Is ChatGPT a powerful tool for professional use?

So, you’ve heard about the new large language model (LLM), ChatGPT? It’s been tipped to take over humans in disciplines like content creation, customer services and even in healthcare roles. 

If you’ve tried it, it’s impressive. It responds to queries with a very human-like answer as fast as they are required, and it learns from every conversation it has, tailoring responses accordingly.

So, can we just plug it into our customer services function and see if it answers customer queries? 

Don’t misunderstand us, we’re enthusiastic about LLMs and what they can achieve, but any experimentation with new technologies must be managed, and it should never be undertaken lightly or without consideration for the pitfalls. We like to look under the bonnet of new technology like ChatGPT to better understand how, combined with the knowledge of your employees, you can make use of it in a controlled way to best effect. Having the knowledge to know when the technology is wrong is important for staying one step ahead.

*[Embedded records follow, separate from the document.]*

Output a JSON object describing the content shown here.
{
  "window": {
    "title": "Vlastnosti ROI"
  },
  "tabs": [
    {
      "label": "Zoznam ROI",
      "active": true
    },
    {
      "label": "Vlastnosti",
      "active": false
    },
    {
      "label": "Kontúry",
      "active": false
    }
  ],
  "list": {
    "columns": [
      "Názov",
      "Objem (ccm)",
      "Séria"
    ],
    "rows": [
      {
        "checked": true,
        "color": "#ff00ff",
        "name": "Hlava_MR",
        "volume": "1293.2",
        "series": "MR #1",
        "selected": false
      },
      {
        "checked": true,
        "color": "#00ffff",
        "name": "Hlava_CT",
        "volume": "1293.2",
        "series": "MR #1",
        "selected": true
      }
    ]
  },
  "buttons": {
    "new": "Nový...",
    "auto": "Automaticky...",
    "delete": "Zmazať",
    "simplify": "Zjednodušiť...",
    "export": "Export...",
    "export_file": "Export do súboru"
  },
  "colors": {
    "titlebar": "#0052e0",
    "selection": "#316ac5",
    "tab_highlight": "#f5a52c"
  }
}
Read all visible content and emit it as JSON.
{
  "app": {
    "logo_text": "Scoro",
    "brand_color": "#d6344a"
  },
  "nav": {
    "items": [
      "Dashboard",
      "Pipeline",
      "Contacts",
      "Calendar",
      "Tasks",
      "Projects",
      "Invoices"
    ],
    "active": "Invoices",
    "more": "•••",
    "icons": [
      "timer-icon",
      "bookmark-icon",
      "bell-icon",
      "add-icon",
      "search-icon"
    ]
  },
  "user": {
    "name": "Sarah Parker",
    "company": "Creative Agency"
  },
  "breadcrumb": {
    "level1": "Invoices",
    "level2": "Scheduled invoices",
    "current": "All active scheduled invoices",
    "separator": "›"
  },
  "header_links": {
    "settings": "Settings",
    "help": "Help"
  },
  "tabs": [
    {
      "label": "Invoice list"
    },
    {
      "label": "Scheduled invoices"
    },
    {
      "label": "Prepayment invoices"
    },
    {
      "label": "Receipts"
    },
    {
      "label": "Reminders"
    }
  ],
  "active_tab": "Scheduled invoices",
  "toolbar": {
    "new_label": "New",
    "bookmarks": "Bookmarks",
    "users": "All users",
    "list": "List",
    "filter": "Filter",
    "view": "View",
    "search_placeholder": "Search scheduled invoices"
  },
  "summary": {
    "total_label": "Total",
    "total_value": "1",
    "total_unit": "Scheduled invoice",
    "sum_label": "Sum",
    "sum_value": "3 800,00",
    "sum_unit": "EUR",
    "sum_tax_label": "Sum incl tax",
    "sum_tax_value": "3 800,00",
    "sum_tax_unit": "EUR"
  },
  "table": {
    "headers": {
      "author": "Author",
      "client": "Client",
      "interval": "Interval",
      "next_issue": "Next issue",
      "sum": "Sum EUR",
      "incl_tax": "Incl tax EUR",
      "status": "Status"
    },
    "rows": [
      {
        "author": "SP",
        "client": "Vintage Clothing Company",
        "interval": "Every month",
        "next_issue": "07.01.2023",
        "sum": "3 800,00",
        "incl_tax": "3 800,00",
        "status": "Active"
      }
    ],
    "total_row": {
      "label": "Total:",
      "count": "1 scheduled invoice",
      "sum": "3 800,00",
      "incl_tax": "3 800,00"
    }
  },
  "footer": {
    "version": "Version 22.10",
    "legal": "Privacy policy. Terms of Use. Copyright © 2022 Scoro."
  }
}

Correctly used, LLMs bring huge benefits. They free up time by doing some of the more monotonous and mundane tasks, answering repetitive customer questions for example. But your team must have control over the bigger picture and the impact on performance, and they should understand its limitations to be able to identify when things are going wrong.

What ChatGPT can’t do.

ChatGPT has five key pitfalls that impact the conversations it has:

  1. It has no emotional intelligence – it’s been exposed to vast amounts of text data from the internet and predicts the next word or sequence of words based on the context of the preceding words. Without the emotional intelligence of humans, it can’t understand nuances of human emotion and respond sensitively to complex situations. Deployed in a customer services solution, if it failed to respond to complexities of a question, the customer is more likely to default back to wanting to speak to a human.
  2. It struggles with context – it can deliver a response from the data, but that response may not be in the context of the conversation. For example, a human contact center agent will hear a number of indicators in a conversation such as tone of voice and style of question, rather than just the words used in order to resolve an issue, but large language models are unable to provide the same judgment.
  3. It can’t provide new answers to existing questions.  It’s limited to the data it’s been trained with and therefore struggles to generate new responses which may lead to predictable or repetitive conversations. Without training, a business using an AI chatbot will find that it simply repeats itself and may result in customers defaulting back to more costly channels of communication once again reducing any financial savings that could have been gained.
  4. Be wary of bias. ChatGPT relies on the data it was trained with – if it comes from a single source or is not diverse enough it delivers a response that it knows, but isn’t satisfactory and in certain cases, may even offend. There must be checks in a customer service scenario to ensure that responses don’t offend customers and negatively impact a brand.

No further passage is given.